A detective with a mask and hand sanitizer, who moves in post-Trump America but still within the collective tragedy of Covid, with all its social, health and human consequences. She is the heroine who gives her name to Stephen King’s latest novel, in bookstores worldwide today, “Holly” (Sperling & Kupfer, translated by Luca Briasco). A mystery, rather than a horror, but a mystery in which we immediately know who the culprits are and what type of crime they committed, and in fact the focus is not the crime (in this case kidnappings and serial murders), but – as always in King – the descent into the underworld, whether they are real tunnels inhabited by supernatural creatures or those of the human psyche, which has always been allied, in King’s novels, with the darkest forces of the universe, or universes.
The thing, however, that is most surprising in this novel, which in other ways perfectly fits the author’s style and themes – even in the use of characters already seen in other narratives, and in the network of references and self-quotations – is the most marked, indeed decidedly (even too) insistent setting not in a generic contemporaneity, but in the United States of summer 2021, i.e. after the end of the ruinous Trump presidency and still within the Covid storm, with the change of management of the pandemic after the widespread denialism and superficiality of the Trumpian and Republican approach and its disasters. We know that Stephen King she was one of the most active and vocal celebrities, in the Covid period, against the anti-scientific attitudes and flat-earth and vulgar conspiracy theories of the Novax, and who often expressed sharp judgments – even in other narratives – against Trump and Trumpism, but in some way this has become, in «Holly», the ethical pivot of the narrative. Through the very detailed description of a world that we all remember well, in which certain “ethical-health dilemmas” have affected our lives for months: do I go in or not, in a place where no one has a mask? I extend my elbow or my hand, and why do I have to argue about it? Will he be rude, ask if he is vaccinated before entering his house? But also much worse things: the collapsing hospitals, the difficult life of those who needed checks or assistance, the quarantines that broke sociality and made trades and professions difficult, the continuous, exhausting dispute with novax (and their political godfathers) and others delusions.
Then, if anything, it is irony of the finest Kingian kind that the wonderful Holly, with all her insecurities and fragilities – toxic families are another of King’s great themes, and produce some of his most successful victims but also shining heroes and heroines – , albeit hypochondriac (golden times, pandemics, for hypochondriacs!), and that the couple of serial murderers are – apparently – the best of the dem and progressive intelligentsia.

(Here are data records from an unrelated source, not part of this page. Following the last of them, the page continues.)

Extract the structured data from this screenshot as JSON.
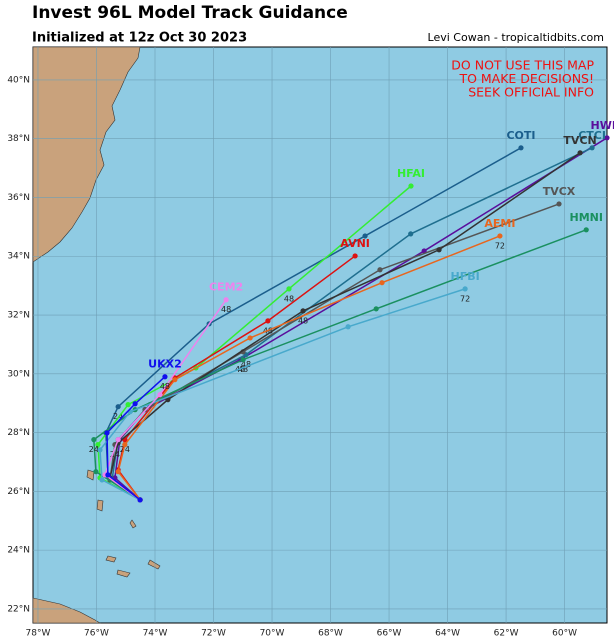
{
  "header": {
    "title": "Invest 96L Model Track Guidance",
    "subtitle": "Initialized at 12z Oct 30 2023",
    "credit": "Levi Cowan - tropicaltidbits.com"
  },
  "warning": [
    "DO NOT USE THIS MAP",
    "TO MAKE DECISIONS!",
    "SEEK OFFICIAL INFO"
  ],
  "map": {
    "lonlim": [
      -78.17,
      -58.55
    ],
    "latlim": [
      21.52,
      41.12
    ],
    "lonticks": [
      {
        "value": -78,
        "label": "78°W"
      },
      {
        "value": -76,
        "label": "76°W"
      },
      {
        "value": -74,
        "label": "74°W"
      },
      {
        "value": -72,
        "label": "72°W"
      },
      {
        "value": -70,
        "label": "70°W"
      },
      {
        "value": -68,
        "label": "68°W"
      },
      {
        "value": -66,
        "label": "66°W"
      },
      {
        "value": -64,
        "label": "64°W"
      },
      {
        "value": -62,
        "label": "62°W"
      },
      {
        "value": -60,
        "label": "60°W"
      }
    ],
    "latticks": [
      {
        "value": 22,
        "label": "22°N"
      },
      {
        "value": 24,
        "label": "24°N"
      },
      {
        "value": 26,
        "label": "26°N"
      },
      {
        "value": 28,
        "label": "28°N"
      },
      {
        "value": 30,
        "label": "30°N"
      },
      {
        "value": 32,
        "label": "32°N"
      },
      {
        "value": 34,
        "label": "34°N"
      },
      {
        "value": 36,
        "label": "36°N"
      },
      {
        "value": 38,
        "label": "38°N"
      },
      {
        "value": 40,
        "label": "40°N"
      }
    ],
    "tracks": [
      {
        "name": "COTI",
        "color": "#1b5e8c",
        "lon": [
          -74.51,
          -75.61,
          -75.68,
          -75.26,
          -72.15,
          -66.82,
          -61.49
        ],
        "lat": [
          25.71,
          26.56,
          27.99,
          28.88,
          31.7,
          34.69,
          37.69
        ],
        "hours": [
          null,
          null,
          null,
          "24",
          null,
          null,
          null
        ]
      },
      {
        "name": "HFAI",
        "color": "#33ee33",
        "lon": [
          -74.51,
          -75.88,
          -75.95,
          -74.92,
          -72.6,
          -69.42,
          -65.25
        ],
        "lat": [
          25.71,
          26.46,
          27.59,
          28.95,
          30.2,
          32.89,
          36.39
        ],
        "hours": [
          null,
          null,
          null,
          null,
          null,
          "48",
          null
        ]
      },
      {
        "name": "AVNI",
        "color": "#dd1111",
        "lon": [
          -74.51,
          -75.26,
          -75.03,
          -73.32,
          -70.14,
          -67.16
        ],
        "lat": [
          25.71,
          26.73,
          27.76,
          29.86,
          31.8,
          34.01
        ],
        "hours": [
          null,
          null,
          "24",
          null,
          "48",
          null
        ]
      },
      {
        "name": "HWFI",
        "color": "#5a0f9c",
        "lon": [
          -74.51,
          -75.37,
          -75.2,
          -74.34,
          -71.09,
          -64.8,
          -58.55
        ],
        "lat": [
          25.71,
          26.46,
          27.76,
          28.78,
          30.48,
          34.18,
          38.03
        ],
        "hours": [
          null,
          null,
          null,
          null,
          "48",
          null,
          null
        ]
      },
      {
        "name": "CTCI",
        "color": "#1f6f8f",
        "lon": [
          -74.51,
          -75.47,
          -75.26,
          -74.17,
          -70.89,
          -65.26,
          -59.06
        ],
        "lat": [
          25.71,
          26.39,
          27.76,
          28.95,
          30.65,
          34.76,
          37.69
        ],
        "hours": [
          null,
          null,
          null,
          null,
          "48",
          null,
          null
        ]
      },
      {
        "name": "TVCX",
        "color": "#555555",
        "lon": [
          -74.51,
          -75.54,
          -75.37,
          -74.34,
          -70.99,
          -66.31,
          -60.19
        ],
        "lat": [
          25.71,
          26.39,
          27.59,
          28.78,
          30.75,
          33.54,
          35.78
        ],
        "hours": [
          null,
          null,
          "24",
          null,
          null,
          null,
          null
        ]
      },
      {
        "name": "TVCN",
        "color": "#333333",
        "lon": [
          -74.51,
          -75.54,
          -75.26,
          -73.56,
          -68.94,
          -64.29,
          -59.47
        ],
        "lat": [
          25.71,
          26.46,
          27.65,
          29.12,
          32.14,
          34.22,
          37.52
        ],
        "hours": [
          null,
          null,
          null,
          null,
          "48",
          null,
          null
        ]
      },
      {
        "name": "AEMI",
        "color": "#e8661e",
        "lon": [
          -74.51,
          -75.26,
          -75.03,
          -73.32,
          -70.75,
          -66.24,
          -62.21
        ],
        "lat": [
          25.71,
          26.67,
          27.59,
          29.8,
          31.22,
          33.1,
          34.69
        ],
        "hours": [
          null,
          null,
          null,
          null,
          null,
          null,
          "72"
        ]
      },
      {
        "name": "HMNI",
        "color": "#1a9060",
        "lon": [
          -74.51,
          -76.02,
          -76.09,
          -74.68,
          -70.99,
          -66.44,
          -59.26
        ],
        "lat": [
          25.71,
          26.67,
          27.76,
          28.78,
          30.48,
          32.21,
          34.9
        ],
        "hours": [
          null,
          null,
          "24",
          null,
          "48",
          null,
          null
        ]
      },
      {
        "name": "HFBI",
        "color": "#48a9cc",
        "lon": [
          -74.51,
          -75.81,
          -75.88,
          -74.85,
          -67.4,
          -63.4
        ],
        "lat": [
          25.71,
          26.39,
          27.41,
          28.71,
          31.6,
          32.89
        ],
        "hours": [
          null,
          null,
          null,
          null,
          null,
          "72"
        ]
      },
      {
        "name": "CEM2",
        "color": "#ee82ee",
        "lon": [
          -74.51,
          -75.71,
          -75.26,
          -73.83,
          -71.57
        ],
        "lat": [
          25.71,
          26.56,
          27.76,
          29.29,
          32.52
        ],
        "hours": [
          null,
          null,
          null,
          null,
          "48"
        ]
      },
      {
        "name": "UKX2",
        "color": "#1010ee",
        "lon": [
          -74.51,
          -75.61,
          -75.64,
          -74.68,
          -73.66
        ],
        "lat": [
          25.71,
          26.56,
          27.99,
          28.98,
          29.9
        ],
        "hours": [
          null,
          null,
          null,
          null,
          "48"
        ]
      }
    ]
  }
}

And if deep America, the one in which supremacists and gunslingers fish for followers, has always been King’s privileged narrative object (in each of his novels cosmic and atavistic Evil always finds accomplices or facilitators or even entry routes precisely in the worst of our peers: the racists, the gallows, the chauvinists, the violent, the homophobes), here sometimes one has the feeling that the whole novel – however happy narratively, impeccable in its construction, acute in its psychology and tight in its rhythms – is constructed with excessive insistence on these issues, and the concern is first and foremost to point out to us the damage that irrational thinking, conspiracy theories and racism can bring to the community, even where we would not expect it. With a “pedagogical” or even “moralistic” aftertaste, so much so that King himself feels the need, in the final “Author’s Note”, to dispel the suspicion that, as he says, he “speaks from the pulpit”.
The writer clarifies that the credibility of fiction lies in its ability to coexist with real life and its events and characters, and is careful to certify to us that he has “correctly represented” even ideas that are very different from his (to silence all the controversy on the subject of the story «Ratto» in the collection «If Blood Flows», written well before Covid but which seems to talk about Covid: it is truly true that great storytellers are ahead of their times, they feel them…). We can reassure King King: a Novax, a denier (several characters speak of Covid as “a conspiracy” based on “a simple flu”, like the Novax mother of the protagonist, who will in fact die from it), a flat-earther will always seem like imbeciles, even described less well than he does. And yes, evil sometimes doesn’t need vampires, aliens and sleeping things: we bring the “dark places” first of all inside.